The FCSA’s Chief Executive, Chris Bryce, shares his views on the Autumn Statement 2023

Earlier today (Wednesday, 22nd November 2023), Chancellor of the Exchequer, Jeremy Hunt, delivered the Autumn Statement 2023 in parliament. Some important announcements were made that will impact contractors and freelancers (as well as small business owners). Keep reading to learn more about the Autumn Statement 2023, including the views of the Freelancer and Contractor Services Association’s Chief Executive, Chris Bryce.

The team has written a short, snappy summary of the general key announcements in the Autumn Statement 2023.

“Chancellor Jeremy Hunt’s second Autumn Statement has made waves”

In an official release on the FCSA’s website, Chief Executive, Chris Bryce, wrote his official response to the Autumn Statement and highlighted key areas that will impact contractors and freelancers in the UK.

“Chancellor Jeremy Hunt’s second Autumn Statement has made waves, primarily for its headline act: a reduction in Employee’s National Insurance Contributions (NICs) from 12% to 10%. This move translates into a welcome tax cut for approximately 27 million workers in the UK. Notably unconventional was the immediate implementation from January 6th, 2024, a departure from the traditional April commencement. The self-employed, specifically, have reason to celebrate with the abolition of Class 2 NICs and a significant reduction in Class 4 NICs from 9% to 8%, providing a substantial boost for sole traders.

In the contractor realm, Chancellor Hunt’s proactive steps to combat late payments have been met with approval. However, a noteworthy development that might present administrative challenges for employers is the proposal requiring them to contribute to the pension provider of choice for individuals with existing schemes. The specifics of this initiative, including its potential impact on salary sacrifice arrangements, await detailed clarification.

As well as these headline changes, there’s been some significant movement in other areas. The Living Wage – as presaged earlier in the week – will rise to £11.44 per hour and the age threshold reduced from 23 to 21 – a big boost for the low-paid. A second, most welcome, change is the Chancellor’s commitment to introduce tougher consequences for promoters of tax avoidance schemes, including a new criminal offence for those who continue to promote avoidance schemes after a stop notice is issued  HMRC will also get wider powers to act against directors of tax avoidance schemes.

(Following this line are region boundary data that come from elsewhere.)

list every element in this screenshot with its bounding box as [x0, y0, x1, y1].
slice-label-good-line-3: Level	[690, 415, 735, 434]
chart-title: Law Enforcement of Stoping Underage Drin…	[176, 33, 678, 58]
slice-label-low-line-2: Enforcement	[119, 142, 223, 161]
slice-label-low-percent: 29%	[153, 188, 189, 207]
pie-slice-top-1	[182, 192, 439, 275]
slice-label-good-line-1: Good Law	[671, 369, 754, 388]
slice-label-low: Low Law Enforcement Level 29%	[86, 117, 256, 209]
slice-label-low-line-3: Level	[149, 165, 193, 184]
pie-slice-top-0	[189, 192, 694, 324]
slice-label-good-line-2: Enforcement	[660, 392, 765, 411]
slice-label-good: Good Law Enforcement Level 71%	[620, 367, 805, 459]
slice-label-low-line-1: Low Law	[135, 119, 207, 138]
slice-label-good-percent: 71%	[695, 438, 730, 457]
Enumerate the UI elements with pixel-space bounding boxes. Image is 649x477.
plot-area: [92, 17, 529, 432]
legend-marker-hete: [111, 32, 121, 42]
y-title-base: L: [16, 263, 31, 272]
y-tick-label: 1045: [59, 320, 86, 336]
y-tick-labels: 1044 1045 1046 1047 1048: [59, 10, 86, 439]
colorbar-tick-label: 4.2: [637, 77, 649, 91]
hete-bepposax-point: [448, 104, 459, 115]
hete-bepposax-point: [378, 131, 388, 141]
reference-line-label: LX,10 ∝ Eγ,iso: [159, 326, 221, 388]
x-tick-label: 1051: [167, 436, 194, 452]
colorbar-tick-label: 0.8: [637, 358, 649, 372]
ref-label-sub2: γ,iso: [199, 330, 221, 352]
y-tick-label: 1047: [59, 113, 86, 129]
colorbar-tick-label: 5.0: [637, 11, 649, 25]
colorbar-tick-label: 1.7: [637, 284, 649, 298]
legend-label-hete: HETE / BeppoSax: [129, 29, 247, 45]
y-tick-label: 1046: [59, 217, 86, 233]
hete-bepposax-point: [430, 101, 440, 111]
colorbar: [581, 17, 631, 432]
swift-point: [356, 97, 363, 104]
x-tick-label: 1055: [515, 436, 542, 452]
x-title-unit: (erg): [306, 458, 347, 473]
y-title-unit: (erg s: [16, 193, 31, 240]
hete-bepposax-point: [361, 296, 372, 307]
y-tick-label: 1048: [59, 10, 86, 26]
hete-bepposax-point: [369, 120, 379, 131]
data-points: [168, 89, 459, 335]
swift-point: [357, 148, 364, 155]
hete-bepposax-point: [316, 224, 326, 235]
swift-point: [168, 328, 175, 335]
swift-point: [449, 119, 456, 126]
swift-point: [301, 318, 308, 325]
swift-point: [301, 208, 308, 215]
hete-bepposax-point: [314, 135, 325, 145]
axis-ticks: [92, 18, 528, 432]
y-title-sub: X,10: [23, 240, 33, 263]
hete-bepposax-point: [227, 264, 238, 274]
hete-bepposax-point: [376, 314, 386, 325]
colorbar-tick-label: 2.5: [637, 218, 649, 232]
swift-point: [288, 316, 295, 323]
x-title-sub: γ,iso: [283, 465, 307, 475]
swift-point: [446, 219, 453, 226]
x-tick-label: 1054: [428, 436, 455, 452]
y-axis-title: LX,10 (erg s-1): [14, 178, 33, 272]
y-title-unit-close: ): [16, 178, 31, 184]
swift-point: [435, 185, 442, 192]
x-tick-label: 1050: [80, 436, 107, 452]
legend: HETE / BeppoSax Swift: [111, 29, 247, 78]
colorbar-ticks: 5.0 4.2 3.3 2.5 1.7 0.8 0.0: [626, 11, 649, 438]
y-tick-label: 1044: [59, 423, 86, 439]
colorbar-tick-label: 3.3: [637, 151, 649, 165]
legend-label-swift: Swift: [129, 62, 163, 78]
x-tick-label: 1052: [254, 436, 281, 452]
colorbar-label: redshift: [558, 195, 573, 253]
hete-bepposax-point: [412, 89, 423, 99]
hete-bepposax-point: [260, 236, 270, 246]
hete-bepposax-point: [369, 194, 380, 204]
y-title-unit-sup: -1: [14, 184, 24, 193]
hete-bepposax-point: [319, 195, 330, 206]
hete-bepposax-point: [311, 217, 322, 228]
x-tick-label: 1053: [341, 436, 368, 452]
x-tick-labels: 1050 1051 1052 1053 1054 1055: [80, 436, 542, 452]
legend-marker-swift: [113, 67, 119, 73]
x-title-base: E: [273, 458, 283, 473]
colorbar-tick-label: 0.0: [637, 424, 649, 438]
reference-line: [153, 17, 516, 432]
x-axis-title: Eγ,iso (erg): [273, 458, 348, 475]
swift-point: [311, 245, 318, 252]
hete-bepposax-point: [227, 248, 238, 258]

While the Budget’s overarching theme revolves around incentivising business investment, featuring measures such as extended full expensing, the introduction of more freeports, and prolonged small business rates relief, there was a conspicuous absence of any mention of umbrella regulation.

This omission may disappoint some, but it aligns with the fact that government has yet to publish its response to the consultation, which closed in late August. Furthermore, including such measures solely in a Finance Bill poses technical challenges, offering a plausible explanation for their exclusion from the Chancellor’s speech. On a lighter note, the decision to freeze duties on wines, beers, and spirits is a welcome lifestyle touch that is likely to resonate positively with many.”